Computational Structural Biology Section, Frederick National Laboratory for Cancer Research, Frederick, MD 21702, USA; Department of Human Molecular Genetics and Biochemistry, Sackler School of Medicine, Tel Aviv University, Tel Aviv 69978, Israel.
Computational Structural Biology Section, Frederick National Laboratory for Cancer Research, Frederick, MD 21702, USA.
Drug Discov Today. 2023 Jun;28(6):103551. doi: 10.1016/j.drudis.2023.103551. Epub 2023 Mar 11.

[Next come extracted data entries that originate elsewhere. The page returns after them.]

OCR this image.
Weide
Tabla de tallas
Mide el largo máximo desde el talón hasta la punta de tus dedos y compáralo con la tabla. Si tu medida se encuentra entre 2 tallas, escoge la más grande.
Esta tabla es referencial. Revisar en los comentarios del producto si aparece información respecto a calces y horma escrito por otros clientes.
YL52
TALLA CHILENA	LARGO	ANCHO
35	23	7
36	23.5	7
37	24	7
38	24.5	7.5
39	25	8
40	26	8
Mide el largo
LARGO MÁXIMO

Drug discovery is arguably a highly challenging and significant interdisciplinary aim. The stunning success of the artificial intelligence-powered AlphaFold, whose latest version is buttressed by an innovative machine-learning approach that integrates physical and biological knowledge about protein structures, raised drug discovery hopes that unsurprisingly, have not come to bear. Even though accurate, the models are rigid, including the drug pockets. AlphaFold's mixed performance poses the question of how its power can be harnessed in drug discovery. Here we discuss possible ways of going forward wielding its strengths, while bearing in mind what AlphaFold can and cannot do. For kinases and receptors, an input enriched in active (ON) state models can better AlphaFold's chance of rational drug design success.
药物发现可以说是一个极具挑战性和重要的跨学科目标。人工智能驱动的 AlphaFold 的惊人成功,其最新版本得益于一种创新的机器学习方法,该方法整合了关于蛋白质结构的物理和生物知识,这无疑提高了药物发现的希望,但这些希望并未实现。尽管模型准确,但它们是僵化的,包括药物口袋。AlphaFold 的混合性能提出了一个问题,即如何利用它的优势进行药物发现。在这里,我们讨论了利用其优势的可能方法,同时牢记 AlphaFold 能做什么和不能做什么。对于激酶和受体,富含活性(ON)状态模型的输入可以提高 AlphaFold 合理药物设计成功的机会。